- Born: 27 September 1902 Zürich, Switzerland
- Died: 2 December 1937 (aged 35) Moscow
- Cause of death: execution
- Other names: Berta Zimmermann, Bertha Zimmermann
- Occupations: Communist activist; spy (courier)
- Years active: 1923–1927
- Organization: Communist Party of the Soviet Union
- Known for: head of courier section of Comintern's OMS (International Liaison Department)
- Spouse: Fritz Platten

= Berthe Zimmermann =

Swiss politician (1902–1937)

Berthe Zimmermann (27 September 1902 – 2 December 1937) (also spelled "Berta Zimmermann" and "Bertha Zimmermann") was a Swiss communist and wife of Fritz Platten. She headed the courier section of the Comintern's OMS (International Liaison Department) in Moscow in 1935 and was summarily executed during the Great Purge in 1937.

==Background==
Zimmermann was born in Zürich, Switzerland, to a Protestant family on September 27, 1902.

==Career==
In 1923, Zimmermann emigrated from Switzerland to the Soviet Union, where she worked for the Comintern. In 1923–1930, she worked for the Information section. Then in 1930–1931, she worked for the Organization section. Finally, in 1931–1937, she worked for the OMS under Jacob Mirov-Abramov.

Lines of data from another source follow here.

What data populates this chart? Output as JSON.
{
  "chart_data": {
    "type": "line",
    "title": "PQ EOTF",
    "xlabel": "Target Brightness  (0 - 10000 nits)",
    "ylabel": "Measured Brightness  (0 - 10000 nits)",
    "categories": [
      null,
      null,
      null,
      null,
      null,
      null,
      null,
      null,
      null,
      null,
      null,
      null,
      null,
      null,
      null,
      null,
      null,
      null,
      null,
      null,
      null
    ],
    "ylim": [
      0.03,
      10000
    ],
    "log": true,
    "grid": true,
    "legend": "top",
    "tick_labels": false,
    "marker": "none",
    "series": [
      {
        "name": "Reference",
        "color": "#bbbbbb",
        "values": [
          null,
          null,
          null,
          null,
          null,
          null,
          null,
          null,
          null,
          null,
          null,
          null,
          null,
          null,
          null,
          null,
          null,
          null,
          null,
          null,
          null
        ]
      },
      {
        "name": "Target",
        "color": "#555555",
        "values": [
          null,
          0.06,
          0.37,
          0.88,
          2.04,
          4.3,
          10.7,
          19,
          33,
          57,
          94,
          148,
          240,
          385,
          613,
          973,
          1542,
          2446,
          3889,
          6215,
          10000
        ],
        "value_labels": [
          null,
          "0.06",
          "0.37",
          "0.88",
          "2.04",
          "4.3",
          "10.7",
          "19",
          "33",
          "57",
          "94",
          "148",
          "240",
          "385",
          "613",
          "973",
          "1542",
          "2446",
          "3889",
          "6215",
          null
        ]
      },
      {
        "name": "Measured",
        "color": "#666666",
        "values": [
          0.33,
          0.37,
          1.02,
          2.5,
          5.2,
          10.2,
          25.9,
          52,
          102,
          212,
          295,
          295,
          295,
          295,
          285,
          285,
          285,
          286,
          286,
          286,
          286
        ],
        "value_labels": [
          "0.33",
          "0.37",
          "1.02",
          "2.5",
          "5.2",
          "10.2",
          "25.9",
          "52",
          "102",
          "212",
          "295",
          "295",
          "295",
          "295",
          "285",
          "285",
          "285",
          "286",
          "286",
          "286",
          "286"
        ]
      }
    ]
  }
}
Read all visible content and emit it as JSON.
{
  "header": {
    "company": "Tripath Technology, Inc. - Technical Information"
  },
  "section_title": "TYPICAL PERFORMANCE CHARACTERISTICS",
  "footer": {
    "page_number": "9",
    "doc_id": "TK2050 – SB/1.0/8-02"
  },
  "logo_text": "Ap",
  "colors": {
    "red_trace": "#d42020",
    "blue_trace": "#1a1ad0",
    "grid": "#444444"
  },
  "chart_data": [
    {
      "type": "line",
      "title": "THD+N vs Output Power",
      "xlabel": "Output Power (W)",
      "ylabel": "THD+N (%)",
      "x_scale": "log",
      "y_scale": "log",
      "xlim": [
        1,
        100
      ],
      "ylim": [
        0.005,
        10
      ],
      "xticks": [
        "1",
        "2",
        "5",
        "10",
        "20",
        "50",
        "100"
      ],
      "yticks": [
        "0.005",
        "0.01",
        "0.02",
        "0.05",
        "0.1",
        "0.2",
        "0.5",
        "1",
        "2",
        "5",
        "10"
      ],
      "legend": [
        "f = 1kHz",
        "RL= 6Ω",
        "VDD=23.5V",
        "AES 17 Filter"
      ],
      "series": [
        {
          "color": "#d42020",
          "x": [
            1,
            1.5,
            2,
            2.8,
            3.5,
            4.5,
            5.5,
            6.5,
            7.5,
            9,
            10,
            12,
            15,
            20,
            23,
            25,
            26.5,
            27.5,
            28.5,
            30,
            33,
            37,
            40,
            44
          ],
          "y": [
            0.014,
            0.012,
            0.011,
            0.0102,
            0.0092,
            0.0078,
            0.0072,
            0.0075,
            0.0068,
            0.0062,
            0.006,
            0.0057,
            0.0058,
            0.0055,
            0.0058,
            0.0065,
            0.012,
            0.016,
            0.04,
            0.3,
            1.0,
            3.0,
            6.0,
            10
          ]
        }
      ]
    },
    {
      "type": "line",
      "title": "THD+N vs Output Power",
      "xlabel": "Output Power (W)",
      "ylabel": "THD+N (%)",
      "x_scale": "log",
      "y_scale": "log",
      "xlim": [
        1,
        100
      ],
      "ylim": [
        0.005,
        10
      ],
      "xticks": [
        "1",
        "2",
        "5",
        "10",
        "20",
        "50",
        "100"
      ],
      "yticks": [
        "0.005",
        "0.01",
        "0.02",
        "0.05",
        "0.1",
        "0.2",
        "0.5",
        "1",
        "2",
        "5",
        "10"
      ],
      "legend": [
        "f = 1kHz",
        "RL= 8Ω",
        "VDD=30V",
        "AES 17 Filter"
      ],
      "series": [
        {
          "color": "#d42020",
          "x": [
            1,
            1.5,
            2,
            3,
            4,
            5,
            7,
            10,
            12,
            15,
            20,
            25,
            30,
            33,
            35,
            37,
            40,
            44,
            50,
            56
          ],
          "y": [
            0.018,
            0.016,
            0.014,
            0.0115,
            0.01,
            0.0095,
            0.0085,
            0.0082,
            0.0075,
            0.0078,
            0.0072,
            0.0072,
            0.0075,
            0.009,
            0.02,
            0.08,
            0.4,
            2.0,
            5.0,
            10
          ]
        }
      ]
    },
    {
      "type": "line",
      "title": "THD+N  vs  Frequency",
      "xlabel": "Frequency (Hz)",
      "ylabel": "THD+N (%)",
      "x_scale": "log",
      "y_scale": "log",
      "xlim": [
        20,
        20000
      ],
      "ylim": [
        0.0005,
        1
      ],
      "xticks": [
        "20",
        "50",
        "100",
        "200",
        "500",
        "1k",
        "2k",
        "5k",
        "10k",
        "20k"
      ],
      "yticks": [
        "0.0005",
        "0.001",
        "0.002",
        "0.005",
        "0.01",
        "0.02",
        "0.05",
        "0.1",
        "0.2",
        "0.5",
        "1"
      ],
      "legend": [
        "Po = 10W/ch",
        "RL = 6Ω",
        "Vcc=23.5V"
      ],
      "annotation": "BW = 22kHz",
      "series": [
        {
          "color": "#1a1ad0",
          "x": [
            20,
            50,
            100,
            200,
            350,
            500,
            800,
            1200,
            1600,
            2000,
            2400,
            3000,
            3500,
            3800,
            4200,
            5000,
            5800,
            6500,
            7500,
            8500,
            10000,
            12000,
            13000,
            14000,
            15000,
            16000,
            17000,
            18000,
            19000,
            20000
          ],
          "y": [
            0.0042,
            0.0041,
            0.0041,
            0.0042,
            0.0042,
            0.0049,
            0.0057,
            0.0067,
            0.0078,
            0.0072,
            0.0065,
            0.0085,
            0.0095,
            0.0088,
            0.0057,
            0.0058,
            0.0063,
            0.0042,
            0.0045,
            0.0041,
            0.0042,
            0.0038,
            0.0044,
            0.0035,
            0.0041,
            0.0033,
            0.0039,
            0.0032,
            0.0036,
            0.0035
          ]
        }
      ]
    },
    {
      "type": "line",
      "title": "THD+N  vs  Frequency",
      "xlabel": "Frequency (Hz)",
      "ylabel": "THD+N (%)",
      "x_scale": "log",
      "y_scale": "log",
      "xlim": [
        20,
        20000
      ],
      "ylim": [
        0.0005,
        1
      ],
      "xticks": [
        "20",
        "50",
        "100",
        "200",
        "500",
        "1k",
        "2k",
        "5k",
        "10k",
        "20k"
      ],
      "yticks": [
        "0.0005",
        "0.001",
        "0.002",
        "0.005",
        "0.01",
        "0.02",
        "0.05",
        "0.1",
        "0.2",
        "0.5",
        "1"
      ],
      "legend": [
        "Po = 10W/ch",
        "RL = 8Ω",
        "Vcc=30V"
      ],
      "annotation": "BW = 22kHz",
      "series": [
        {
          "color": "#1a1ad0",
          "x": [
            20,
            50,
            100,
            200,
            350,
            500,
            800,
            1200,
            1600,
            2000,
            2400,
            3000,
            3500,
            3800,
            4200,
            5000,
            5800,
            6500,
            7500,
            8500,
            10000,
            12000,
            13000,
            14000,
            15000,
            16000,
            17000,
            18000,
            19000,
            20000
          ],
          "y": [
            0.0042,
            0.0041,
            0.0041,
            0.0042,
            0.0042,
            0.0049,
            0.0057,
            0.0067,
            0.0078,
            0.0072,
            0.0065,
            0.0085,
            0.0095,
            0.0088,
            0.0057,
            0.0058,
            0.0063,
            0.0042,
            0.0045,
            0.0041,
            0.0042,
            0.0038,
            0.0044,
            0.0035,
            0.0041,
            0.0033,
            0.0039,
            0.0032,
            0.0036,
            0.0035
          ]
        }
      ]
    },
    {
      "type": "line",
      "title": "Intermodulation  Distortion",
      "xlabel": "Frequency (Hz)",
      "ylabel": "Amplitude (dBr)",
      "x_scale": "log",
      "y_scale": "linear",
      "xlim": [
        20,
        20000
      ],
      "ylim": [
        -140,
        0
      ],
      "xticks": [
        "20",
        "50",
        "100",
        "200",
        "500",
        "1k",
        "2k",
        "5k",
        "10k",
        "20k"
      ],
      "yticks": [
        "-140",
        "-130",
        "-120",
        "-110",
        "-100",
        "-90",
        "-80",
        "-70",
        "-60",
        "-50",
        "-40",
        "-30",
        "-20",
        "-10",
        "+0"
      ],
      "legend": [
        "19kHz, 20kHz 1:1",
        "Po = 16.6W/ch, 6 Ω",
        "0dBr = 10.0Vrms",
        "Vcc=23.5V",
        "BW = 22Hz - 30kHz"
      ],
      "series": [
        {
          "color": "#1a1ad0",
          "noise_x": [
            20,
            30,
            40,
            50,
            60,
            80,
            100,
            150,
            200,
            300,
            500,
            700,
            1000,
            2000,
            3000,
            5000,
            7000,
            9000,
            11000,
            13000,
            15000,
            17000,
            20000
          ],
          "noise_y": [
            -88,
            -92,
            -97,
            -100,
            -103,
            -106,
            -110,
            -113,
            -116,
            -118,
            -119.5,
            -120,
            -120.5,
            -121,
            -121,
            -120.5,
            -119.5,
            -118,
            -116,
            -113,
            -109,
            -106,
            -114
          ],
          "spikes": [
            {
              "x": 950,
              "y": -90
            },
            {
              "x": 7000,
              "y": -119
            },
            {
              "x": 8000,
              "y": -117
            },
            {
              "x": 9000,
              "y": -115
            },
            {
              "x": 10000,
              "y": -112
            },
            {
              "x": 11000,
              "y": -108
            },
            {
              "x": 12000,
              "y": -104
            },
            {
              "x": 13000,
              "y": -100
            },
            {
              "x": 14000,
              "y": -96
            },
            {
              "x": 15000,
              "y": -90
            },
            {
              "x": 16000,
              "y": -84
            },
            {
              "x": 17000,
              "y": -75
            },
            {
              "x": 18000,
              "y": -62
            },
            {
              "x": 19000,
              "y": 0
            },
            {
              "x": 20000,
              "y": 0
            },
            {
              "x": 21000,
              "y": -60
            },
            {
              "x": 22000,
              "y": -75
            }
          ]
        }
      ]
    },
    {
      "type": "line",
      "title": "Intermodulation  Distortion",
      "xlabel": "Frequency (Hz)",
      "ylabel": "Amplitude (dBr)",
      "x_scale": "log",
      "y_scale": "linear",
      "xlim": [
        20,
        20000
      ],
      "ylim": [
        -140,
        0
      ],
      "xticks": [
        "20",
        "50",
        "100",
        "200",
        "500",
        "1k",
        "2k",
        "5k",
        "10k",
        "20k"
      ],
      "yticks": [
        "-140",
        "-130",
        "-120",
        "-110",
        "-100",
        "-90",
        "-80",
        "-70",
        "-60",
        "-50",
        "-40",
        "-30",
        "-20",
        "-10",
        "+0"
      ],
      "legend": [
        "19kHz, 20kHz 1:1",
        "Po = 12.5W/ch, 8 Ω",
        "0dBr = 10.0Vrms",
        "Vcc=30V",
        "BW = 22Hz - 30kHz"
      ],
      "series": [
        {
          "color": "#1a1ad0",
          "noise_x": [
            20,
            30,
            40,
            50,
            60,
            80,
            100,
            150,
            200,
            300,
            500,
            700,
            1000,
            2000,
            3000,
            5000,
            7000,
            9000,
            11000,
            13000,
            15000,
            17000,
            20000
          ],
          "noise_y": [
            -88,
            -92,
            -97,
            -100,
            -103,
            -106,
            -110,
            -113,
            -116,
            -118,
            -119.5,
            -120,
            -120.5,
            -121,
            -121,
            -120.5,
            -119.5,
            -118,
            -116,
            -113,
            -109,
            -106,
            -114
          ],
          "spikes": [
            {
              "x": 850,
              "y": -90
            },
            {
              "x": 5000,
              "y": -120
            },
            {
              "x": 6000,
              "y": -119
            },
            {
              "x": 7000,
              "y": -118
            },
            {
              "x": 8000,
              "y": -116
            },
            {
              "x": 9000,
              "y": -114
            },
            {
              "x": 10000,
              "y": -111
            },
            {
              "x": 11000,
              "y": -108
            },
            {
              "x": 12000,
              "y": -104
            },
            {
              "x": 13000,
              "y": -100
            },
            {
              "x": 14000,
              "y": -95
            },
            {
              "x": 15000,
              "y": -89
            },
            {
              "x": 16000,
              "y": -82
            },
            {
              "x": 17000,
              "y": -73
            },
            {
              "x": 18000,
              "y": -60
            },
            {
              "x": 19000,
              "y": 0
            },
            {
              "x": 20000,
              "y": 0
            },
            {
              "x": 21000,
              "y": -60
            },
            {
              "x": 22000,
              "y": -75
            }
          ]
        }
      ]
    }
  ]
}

After 1935, Zimmermann became head of the OMS's Courier section of OMS. She went on OMS missions to Paris and Prague.

==Personal==
Zimmermann was married to Fritz Platten, a fellow communist also of Switzerland.

==Death==
Zimmermann was executed 2 December 1937 in Moscow.

Platten was arrested in 1938, moved to a prison camp near Nyandoma in 1939, and shot on 22 April 1942.